Figure 5. Recruited Mφs activate β-catenin signalling and induce VSMC proliferation after AngII infusion.

(a,b) Representative density plots. Aortic Mφs of 1-week saline- and AngII-infused mice (a) of and in AngII-infused mice treated with PBS liposome (PBS-Lip) or clodronate liposome (Clo-Lip) (b) were analysed by flow cytometry. Cells within the boxes are CD11b+F4/80+Mφs. The flow cytometric analysis was performed with pooled aortic tissues from a total of 3–10 mice and percent gated cell frequencies are indicated in each representative plot. (c) β-Galactosidase staining of the aortic tissue from AngII-infused Axin2^LacZ mice, treated with PBS-Lip or Clo-Lip. Arrowheads indicate β-galactosidase-positive nuclei. Scale bar, 50 μm. The number of LacZ-positive cells in the media of aortic tissue from Axin2^LacZ mice is shown. *P<0.05 versus PBS-Lip-treated AngII-infused mice (n=5–6). (d) Aortic tissues from AngII-infused mice treated with PBS-Lip or Clo-Lip were immunostained for BrdU (green) and β-catenin (red).
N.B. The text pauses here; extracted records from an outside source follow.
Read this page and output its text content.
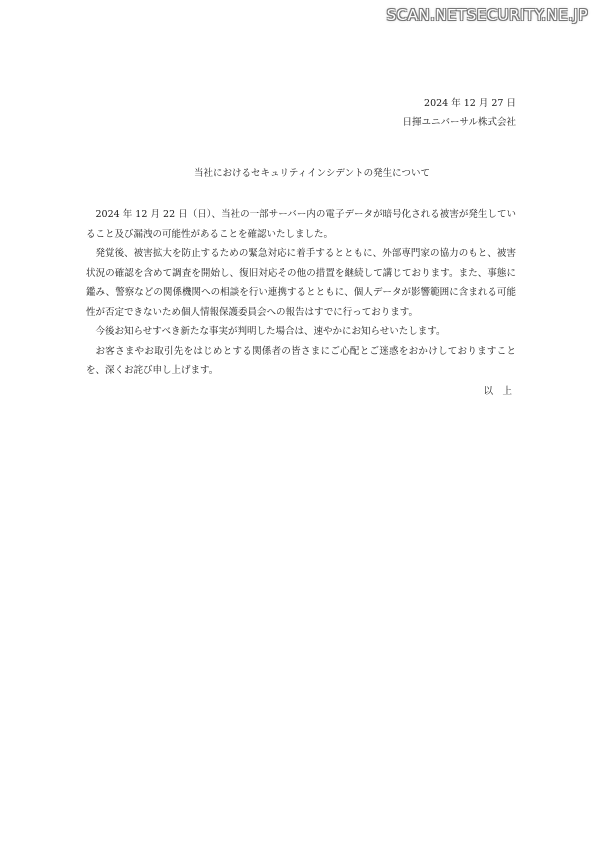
SCAN.NETSECURITY.NE.JP
2024 年 12 月 27 日
日揮ユニバーサル株式会社
当社におけるセキュリティインシデントの発生について

2024 年 12 月 22 日（日）、当社の一部サーバー内の電子データが暗号化される被害が発生していること及び漏洩の可能性があることを確認いたしました。

発覚後、被害拡大を防止するための緊急対応に着手するとともに、外部専門家の協力のもと、被害状況の確認を含めて調査を開始し、復旧対応その他の措置を継続して講じております。また、事態に鑑み、警察などの関係機関への相談を行い連携するとともに、個人データが影響範囲に含まれる可能性が否定できないため個人情報保護委員会への報告はすでに行っております。

今後お知らせすべき新たな事実が判明した場合は、速やかにお知らせいたします。

お客さまやお取引先をはじめとする関係者の皆さまにご心配とご迷惑をおかけしておりますことを、深くお詫び申し上げます。

以　上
Scale bar, 100 μm. (e) The number of double-positive (BrdU(+)/αSMA(+)) cells per aortic section from AngII-infused mice treated with PBS-Lip or Clo-Lip. *P<0.05 versus PBS-Lip-treated AngII-infused mice (n=5). Statistical significance was determined using one-way analysis of variance with Turkey’s post hoc test for c, and the unpaired two-tailed Mann–Whitney U-test for e. Results are represented as mean±s.d. DAPI, 4',6-diamidino-2-phenylindole.